Il faut être opportuniste, mais dans le bon sens du terme. Les entrepreneurs flamands que je connais sont fiers de leurs réussites, mais ils n’en feront pas étalage. Entre l’arrogance et la conviction, la ligne est très fine. Mais je ne décèle pas d’arrogance dans la business culture flamande.

Il s’agit donc de décoder les règles du jeu de chaque business culture pour les tourner à son propre avantage.

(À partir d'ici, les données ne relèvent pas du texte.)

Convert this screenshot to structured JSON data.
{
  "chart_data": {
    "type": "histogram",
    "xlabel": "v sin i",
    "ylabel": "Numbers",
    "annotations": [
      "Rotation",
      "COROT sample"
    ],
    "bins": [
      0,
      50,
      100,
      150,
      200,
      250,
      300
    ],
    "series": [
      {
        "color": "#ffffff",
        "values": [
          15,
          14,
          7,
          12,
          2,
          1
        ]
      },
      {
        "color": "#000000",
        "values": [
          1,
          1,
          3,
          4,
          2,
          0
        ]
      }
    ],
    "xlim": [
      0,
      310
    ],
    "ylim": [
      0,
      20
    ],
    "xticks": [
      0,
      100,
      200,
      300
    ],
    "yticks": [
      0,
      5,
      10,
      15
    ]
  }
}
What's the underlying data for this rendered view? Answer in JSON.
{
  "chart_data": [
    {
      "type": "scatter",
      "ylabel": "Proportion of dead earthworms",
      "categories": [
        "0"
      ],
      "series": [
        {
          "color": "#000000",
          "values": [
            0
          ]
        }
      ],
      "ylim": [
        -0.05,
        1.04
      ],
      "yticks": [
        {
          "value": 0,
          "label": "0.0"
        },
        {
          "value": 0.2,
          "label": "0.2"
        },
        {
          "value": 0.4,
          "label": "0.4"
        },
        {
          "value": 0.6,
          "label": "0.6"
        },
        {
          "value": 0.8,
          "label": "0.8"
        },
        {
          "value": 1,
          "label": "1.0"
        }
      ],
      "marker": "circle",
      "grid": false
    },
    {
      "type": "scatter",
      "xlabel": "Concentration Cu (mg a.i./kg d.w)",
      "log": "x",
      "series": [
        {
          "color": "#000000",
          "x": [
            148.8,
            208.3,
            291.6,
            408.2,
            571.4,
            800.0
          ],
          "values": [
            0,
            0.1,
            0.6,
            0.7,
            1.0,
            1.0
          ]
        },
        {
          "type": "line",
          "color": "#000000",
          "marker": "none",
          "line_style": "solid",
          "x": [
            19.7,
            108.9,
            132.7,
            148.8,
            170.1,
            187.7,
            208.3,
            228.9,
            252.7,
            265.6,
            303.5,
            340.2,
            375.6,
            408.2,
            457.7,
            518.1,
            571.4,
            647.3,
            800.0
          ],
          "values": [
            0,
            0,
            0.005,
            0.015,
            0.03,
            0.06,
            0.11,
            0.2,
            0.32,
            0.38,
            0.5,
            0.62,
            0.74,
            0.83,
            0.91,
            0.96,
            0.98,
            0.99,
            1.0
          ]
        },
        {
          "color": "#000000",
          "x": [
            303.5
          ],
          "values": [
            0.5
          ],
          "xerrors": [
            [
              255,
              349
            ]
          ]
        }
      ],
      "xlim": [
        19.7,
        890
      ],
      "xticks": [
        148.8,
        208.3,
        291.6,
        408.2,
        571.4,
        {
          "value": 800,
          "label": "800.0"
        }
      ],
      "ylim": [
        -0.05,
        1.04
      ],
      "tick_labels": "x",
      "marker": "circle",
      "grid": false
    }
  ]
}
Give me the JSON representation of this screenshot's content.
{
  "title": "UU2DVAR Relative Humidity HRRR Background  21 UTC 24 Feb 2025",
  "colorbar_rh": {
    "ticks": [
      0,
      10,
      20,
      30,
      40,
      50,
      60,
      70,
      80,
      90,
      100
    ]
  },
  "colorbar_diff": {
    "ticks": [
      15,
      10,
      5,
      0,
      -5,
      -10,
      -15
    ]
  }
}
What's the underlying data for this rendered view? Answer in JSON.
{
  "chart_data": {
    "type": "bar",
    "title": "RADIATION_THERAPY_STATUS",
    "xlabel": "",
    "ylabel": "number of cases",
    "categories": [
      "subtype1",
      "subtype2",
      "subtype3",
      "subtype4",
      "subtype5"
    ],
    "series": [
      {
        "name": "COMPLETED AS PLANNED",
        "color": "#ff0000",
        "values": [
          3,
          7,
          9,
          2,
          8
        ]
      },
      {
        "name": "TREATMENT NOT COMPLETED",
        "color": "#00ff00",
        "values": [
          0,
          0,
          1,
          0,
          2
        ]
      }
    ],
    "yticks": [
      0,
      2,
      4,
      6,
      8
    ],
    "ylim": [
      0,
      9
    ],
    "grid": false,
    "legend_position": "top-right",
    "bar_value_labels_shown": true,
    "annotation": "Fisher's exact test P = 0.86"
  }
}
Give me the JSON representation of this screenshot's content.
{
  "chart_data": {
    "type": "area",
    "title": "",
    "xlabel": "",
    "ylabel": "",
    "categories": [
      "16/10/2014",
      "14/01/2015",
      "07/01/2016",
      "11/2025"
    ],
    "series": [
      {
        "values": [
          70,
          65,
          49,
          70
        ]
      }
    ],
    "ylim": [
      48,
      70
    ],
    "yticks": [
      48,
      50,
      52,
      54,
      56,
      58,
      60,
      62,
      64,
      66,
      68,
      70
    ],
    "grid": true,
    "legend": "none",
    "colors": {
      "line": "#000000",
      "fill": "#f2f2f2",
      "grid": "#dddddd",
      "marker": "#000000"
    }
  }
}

Exactement, merci de le dire. Ça résume bien la logique que j’essaie de présenter au lecteur. Sans faire de la politique, je suis convaincu que le fait de s’ouvrir à la Flandre peut être bénéfique pour l’entrepreneur wallon, et vice versa. Tout est une question d’échange et de découverte. Aujourd’hui, je peux affirmer qu’au minimum 80 % de ma manière d’agir et de ma vision des choses est issue de ce que les autres m’ont appris.

Faire fortune en 10 ans, comment s’y prendre, par Frank van Rycke, Ed. AuRêka SA, 212 p.